Following up on this project. It turns out the most difficult part was creating a PRND12 face plate to match the factory gauges. After many tries I finally figured it out and made one that matches to my satisfaction. 

 

First thing to solve was the faceplate background color. The factory gauges look brown when not in the light. Under light they have a metallic sheen. Starting with a copper blank and many tries of mixed paint color, close but nothing acceptable. 

 

Next I tried a brass blank. I also realized the factory gauges are translucent. Almost like antique brass but without color variation, like a tinted lacquer or varnish. The solution turned out to be clear paint very slightly tinted with black paint. Sprayed on with a air brush.

 

Next was the lettering. Many tries here too.
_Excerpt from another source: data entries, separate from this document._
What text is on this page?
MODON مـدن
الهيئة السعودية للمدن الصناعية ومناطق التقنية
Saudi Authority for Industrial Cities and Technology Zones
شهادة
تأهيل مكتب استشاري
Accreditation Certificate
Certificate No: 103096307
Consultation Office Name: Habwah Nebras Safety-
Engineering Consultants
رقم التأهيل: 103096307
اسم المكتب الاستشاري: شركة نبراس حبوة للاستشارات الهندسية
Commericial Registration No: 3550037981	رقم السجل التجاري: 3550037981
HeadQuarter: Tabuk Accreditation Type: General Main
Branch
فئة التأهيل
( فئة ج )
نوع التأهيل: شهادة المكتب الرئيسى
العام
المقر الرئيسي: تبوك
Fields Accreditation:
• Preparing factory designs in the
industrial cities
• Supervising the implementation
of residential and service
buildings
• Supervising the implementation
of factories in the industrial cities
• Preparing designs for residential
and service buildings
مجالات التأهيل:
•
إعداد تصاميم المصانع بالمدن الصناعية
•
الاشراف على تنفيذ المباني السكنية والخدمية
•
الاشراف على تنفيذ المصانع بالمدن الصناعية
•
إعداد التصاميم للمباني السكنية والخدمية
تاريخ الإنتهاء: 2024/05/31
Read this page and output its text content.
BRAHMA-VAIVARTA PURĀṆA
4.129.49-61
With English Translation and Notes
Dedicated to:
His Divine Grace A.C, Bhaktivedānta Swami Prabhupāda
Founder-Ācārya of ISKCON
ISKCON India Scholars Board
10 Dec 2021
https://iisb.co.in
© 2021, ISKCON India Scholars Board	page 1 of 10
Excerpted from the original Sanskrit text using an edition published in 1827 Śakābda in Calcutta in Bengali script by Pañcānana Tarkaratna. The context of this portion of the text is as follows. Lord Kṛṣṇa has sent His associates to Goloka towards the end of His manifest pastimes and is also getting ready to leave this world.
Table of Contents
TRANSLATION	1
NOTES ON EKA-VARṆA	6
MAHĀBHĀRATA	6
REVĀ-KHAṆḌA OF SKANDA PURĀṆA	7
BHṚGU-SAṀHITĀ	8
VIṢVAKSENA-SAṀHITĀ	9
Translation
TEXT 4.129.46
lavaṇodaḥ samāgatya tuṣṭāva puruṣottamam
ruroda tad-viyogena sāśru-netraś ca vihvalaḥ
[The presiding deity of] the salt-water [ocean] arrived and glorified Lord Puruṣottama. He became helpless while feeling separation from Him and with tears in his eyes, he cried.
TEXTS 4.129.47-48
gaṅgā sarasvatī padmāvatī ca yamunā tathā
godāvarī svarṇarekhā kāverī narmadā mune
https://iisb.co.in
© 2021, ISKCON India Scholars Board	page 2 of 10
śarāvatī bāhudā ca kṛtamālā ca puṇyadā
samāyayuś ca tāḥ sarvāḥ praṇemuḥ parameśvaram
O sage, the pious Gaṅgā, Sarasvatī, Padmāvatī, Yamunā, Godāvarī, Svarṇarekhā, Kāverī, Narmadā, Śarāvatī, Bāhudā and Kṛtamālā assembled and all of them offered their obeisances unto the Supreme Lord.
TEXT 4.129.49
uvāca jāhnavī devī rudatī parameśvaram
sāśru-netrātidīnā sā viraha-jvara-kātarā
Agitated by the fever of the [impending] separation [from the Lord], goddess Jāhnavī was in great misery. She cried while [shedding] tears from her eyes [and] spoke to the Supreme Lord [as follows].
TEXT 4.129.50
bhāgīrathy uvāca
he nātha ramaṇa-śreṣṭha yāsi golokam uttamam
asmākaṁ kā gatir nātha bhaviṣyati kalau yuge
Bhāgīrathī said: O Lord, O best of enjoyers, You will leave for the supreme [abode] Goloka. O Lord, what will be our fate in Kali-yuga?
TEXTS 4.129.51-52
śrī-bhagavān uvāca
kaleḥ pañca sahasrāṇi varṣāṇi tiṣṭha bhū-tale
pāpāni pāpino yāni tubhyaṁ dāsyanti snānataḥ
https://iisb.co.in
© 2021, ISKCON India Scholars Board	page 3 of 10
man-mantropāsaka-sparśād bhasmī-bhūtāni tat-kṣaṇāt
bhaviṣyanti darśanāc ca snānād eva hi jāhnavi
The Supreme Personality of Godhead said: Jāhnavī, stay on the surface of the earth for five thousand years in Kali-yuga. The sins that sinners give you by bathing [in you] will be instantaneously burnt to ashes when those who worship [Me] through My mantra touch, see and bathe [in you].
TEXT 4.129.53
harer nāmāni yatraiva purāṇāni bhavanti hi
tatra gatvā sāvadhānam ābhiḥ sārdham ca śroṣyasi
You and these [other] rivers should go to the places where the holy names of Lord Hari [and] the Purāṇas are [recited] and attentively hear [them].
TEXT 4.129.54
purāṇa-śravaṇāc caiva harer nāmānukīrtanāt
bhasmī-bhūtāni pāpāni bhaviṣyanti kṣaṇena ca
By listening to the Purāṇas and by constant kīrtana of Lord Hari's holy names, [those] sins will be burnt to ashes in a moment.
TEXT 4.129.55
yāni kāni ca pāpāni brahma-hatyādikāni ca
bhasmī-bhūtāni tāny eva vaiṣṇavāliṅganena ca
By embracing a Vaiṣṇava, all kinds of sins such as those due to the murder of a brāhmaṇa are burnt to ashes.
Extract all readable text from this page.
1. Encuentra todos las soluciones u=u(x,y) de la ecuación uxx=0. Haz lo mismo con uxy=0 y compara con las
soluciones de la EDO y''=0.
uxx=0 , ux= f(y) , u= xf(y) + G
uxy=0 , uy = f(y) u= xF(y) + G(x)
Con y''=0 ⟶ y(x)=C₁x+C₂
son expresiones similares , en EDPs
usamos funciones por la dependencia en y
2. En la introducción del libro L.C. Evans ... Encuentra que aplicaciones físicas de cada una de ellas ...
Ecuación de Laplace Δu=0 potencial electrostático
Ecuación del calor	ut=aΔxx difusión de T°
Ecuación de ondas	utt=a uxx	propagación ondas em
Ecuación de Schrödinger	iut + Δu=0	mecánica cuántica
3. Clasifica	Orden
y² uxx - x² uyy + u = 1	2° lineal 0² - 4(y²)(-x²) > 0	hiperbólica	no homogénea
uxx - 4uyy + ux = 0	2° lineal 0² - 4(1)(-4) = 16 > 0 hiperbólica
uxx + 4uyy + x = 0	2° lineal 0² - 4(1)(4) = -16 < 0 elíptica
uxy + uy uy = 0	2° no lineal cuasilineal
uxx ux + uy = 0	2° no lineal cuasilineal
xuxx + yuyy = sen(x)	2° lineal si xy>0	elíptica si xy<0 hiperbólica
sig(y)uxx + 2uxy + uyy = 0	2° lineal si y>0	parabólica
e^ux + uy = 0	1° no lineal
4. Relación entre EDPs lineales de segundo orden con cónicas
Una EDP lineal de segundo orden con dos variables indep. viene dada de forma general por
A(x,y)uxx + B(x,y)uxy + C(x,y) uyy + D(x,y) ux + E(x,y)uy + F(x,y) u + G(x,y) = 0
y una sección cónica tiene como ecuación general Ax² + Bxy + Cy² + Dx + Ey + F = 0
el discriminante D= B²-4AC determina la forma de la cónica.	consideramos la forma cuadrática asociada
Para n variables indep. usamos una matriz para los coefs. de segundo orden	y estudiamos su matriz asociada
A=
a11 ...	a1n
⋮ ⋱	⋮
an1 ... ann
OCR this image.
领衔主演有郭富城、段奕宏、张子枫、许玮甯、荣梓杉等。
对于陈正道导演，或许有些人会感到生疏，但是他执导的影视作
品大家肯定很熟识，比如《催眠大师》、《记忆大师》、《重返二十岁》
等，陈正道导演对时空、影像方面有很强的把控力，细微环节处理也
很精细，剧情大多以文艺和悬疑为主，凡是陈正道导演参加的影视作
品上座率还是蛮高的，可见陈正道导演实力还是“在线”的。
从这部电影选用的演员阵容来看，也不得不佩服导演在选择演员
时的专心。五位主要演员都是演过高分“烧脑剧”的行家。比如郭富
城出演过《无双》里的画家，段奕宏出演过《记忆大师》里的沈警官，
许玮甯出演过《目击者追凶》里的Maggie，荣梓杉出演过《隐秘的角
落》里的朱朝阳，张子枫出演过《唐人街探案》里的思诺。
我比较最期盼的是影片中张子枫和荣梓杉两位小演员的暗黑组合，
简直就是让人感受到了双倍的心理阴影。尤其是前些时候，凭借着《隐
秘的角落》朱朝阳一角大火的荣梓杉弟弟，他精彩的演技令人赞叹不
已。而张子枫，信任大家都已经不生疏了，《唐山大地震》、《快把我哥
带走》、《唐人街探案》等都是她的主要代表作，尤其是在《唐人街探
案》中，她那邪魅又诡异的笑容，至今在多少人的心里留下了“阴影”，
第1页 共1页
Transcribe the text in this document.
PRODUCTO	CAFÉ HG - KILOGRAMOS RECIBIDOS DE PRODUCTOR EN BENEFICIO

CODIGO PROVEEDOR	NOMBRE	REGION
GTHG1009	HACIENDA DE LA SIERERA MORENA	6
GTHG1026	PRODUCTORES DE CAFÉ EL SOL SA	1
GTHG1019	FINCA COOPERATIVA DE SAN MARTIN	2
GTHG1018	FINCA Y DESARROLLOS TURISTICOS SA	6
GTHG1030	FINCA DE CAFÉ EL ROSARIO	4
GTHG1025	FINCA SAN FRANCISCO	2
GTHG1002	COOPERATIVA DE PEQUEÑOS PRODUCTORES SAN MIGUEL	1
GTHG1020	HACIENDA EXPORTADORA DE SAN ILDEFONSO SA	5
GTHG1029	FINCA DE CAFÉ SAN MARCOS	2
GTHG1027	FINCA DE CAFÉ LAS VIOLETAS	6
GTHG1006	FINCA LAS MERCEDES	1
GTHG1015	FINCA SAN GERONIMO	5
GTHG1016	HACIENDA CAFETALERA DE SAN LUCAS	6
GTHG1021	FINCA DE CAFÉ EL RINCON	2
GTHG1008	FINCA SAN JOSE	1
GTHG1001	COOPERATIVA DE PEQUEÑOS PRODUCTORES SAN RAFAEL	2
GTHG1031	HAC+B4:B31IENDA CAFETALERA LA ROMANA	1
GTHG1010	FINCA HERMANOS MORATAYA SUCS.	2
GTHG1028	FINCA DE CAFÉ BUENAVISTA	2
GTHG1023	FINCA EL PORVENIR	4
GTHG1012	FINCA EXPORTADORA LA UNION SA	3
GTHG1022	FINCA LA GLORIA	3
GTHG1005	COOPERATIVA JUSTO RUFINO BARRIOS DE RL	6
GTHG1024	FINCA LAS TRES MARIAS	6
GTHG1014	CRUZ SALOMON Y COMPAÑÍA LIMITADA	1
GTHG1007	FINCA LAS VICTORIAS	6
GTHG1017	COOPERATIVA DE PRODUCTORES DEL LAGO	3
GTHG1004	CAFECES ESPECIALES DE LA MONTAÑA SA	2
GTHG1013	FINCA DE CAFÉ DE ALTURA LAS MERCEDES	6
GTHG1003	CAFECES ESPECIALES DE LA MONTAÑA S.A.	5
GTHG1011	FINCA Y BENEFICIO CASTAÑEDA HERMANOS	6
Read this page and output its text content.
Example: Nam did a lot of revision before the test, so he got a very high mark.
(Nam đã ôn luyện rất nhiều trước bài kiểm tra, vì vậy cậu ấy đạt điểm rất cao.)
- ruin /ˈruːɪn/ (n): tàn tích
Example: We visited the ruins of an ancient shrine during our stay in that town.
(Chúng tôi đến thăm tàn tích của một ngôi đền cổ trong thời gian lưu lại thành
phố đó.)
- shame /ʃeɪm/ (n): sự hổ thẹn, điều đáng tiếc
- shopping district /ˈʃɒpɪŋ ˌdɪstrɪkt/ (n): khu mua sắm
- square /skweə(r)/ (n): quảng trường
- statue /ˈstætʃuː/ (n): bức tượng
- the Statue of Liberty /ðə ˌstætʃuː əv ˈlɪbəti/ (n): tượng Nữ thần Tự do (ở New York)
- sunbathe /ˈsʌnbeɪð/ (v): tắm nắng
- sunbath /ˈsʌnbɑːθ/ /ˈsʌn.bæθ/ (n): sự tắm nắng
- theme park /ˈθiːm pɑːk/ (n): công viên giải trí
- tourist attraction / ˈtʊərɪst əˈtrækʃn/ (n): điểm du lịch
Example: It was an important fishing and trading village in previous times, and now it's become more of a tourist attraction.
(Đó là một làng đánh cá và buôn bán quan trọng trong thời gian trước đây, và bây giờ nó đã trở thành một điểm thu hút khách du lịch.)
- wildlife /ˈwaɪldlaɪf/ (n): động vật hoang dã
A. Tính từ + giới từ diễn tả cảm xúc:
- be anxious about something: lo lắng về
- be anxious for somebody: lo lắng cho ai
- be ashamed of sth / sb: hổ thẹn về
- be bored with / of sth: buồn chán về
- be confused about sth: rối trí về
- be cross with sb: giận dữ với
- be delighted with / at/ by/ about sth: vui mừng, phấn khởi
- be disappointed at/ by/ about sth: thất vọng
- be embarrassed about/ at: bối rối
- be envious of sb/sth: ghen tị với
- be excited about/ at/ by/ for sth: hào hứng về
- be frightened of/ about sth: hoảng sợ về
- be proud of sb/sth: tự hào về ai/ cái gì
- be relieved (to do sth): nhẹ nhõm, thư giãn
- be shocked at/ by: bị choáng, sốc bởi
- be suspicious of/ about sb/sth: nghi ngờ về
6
Started by hand cutting self-stick stencils used to apply an off white base color and then hand painted phosphorescent green paint. Those tries all ended up looking home made and trying to correct defects all ended up making it look worse. Not an acceptable method.

 

At this point I knew I needed a machine cut stencil. I already new about Cricut machines but couldn't justify buying one just for this project. Telling a friend about this project, it turns out his wife had just one a Cricut in a raffle. So we used my project to learn how to use it.

 

Bottom line, not too hard to create a perfect stencil on the Cricut. Stencil then used to spray on a white base layer for the letters and then hand applied phosphorescent paint on top. Mission accomplished, it even glows the same as the factory gauges!